The main highlight of the entire game show was when they went to the Video Zone to play a live action video game via virtual reality. In three levels, they have to complete each level grabbing three coins without getting injured. At the last level, they fight against the evil villain, grab three orbs, and prevent getting injured before time runs out. This is where you really see the gamer's full potential: they either are good or they suck.
Every once in a while, the show would have guest contestants playing Nick Arcade. They were the actors who were on the popular teen Nick shows at the time like Welcome Freshmen, Salute Your Shorts, and Clarissa Explains it All.
There was even a regular teenager who entered Nick Arcade who would be a celebrity later on. That kid was known as Joey Fatone, one of the members of N'Sync.
The show was created by James Bethea and Karim Miteff, who revolutionizes live action and animation mixed with a blue screen to create their virtual reality games during the Video Zone segments. The virtuaul reality segments were designed by Bethea and Miteff and programmed by Curt Toumainian from Saddleback/Live Studios and Dean Friedman from InVideo Systems. You might remember that interactive blue screen game that Total Panic featured called Eat-A-Bug. Well, they were the ones who also worked on that and many other interactive video games.
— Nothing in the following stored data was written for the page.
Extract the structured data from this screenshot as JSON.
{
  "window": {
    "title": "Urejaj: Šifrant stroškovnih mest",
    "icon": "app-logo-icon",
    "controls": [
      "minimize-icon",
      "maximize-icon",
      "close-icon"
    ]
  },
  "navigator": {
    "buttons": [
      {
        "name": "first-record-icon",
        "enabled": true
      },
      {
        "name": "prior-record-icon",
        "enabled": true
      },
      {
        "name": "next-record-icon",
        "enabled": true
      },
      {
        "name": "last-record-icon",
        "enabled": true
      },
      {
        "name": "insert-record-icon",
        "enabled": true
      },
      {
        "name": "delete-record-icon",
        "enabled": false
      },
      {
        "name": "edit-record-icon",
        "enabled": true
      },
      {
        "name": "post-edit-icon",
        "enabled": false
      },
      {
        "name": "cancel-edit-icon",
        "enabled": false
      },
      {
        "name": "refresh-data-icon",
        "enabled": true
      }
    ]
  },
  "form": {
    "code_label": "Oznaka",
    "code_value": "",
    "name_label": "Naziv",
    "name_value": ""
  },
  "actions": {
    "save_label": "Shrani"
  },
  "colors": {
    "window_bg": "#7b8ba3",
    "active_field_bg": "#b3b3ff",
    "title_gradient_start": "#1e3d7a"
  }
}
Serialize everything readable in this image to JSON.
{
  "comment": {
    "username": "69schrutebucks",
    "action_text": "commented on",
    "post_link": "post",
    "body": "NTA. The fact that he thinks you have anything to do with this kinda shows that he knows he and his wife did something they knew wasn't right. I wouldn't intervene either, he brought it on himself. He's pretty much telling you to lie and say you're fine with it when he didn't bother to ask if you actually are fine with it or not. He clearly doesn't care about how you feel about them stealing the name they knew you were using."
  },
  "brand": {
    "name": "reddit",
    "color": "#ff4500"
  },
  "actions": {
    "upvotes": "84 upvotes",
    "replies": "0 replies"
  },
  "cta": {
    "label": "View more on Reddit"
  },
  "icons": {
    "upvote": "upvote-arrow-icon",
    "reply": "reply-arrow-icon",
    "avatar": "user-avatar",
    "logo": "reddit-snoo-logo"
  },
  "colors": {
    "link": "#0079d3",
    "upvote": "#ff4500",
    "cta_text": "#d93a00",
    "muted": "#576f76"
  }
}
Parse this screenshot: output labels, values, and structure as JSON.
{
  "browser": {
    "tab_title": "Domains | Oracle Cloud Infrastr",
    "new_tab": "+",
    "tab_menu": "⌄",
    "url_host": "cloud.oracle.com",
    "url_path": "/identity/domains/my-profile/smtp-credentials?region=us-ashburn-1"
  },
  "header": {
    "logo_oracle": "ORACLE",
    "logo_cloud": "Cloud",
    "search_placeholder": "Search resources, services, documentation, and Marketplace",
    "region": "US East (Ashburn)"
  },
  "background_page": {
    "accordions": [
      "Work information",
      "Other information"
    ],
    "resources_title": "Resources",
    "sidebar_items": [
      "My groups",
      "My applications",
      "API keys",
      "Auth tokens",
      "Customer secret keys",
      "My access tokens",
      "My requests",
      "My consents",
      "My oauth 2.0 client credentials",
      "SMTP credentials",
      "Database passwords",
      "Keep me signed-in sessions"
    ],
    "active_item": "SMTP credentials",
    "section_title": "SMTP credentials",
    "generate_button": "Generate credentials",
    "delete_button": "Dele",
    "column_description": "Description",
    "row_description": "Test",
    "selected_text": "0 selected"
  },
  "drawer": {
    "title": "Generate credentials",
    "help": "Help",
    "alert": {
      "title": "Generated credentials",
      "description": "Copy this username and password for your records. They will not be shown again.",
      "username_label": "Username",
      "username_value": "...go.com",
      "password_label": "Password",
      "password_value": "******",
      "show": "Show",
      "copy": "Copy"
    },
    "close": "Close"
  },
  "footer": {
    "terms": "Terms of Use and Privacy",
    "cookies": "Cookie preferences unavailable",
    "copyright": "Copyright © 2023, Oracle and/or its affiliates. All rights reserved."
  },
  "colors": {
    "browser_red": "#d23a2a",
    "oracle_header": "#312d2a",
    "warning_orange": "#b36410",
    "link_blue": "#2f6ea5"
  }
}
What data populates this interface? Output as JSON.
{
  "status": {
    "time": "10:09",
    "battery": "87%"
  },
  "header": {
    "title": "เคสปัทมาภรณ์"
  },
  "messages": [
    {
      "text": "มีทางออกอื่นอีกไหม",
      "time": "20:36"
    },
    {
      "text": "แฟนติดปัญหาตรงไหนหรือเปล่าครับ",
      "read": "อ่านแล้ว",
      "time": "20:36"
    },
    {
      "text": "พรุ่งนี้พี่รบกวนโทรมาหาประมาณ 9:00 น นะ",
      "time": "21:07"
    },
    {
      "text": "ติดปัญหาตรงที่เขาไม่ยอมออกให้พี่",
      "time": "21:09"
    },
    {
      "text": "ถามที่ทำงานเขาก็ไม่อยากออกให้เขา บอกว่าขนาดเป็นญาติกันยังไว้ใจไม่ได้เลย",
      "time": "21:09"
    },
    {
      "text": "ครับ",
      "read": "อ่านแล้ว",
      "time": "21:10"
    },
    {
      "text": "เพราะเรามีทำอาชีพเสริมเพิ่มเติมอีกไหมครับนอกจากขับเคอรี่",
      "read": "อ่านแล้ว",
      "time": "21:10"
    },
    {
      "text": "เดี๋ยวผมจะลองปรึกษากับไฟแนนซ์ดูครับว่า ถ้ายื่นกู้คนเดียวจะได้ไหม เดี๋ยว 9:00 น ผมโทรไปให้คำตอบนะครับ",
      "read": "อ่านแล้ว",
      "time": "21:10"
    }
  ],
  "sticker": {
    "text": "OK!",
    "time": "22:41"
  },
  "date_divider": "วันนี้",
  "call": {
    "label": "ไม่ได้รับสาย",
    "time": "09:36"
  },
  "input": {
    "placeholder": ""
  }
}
Sure in today's standards, that's not a big deal. A good number of internet critics can purchase their own green screen effects and do it themselves. Video games are more sharper and cleaner looking. We see this kind of stuff in movies all the time. But back in the late 80's and early 90's, this was something that was never seen before. It was way ahead of its time. Here's what Phil Moore had to say about it when he first saw it in an interview by Mathew Klickstein at splitsider.com.
The host of Nick Arcade was Phil Moore. I have to say, out of all the Nickelodeon game show hosts, he is the goofiest of them all. He is really all over the place, making noise, cracking corny jokes, and dressing in some of the most ridiculous colored shirts. His style really screamed out early 90's and it's so hilarious to look at today. The show lasted for two seasons ending its run on March 12, 1993.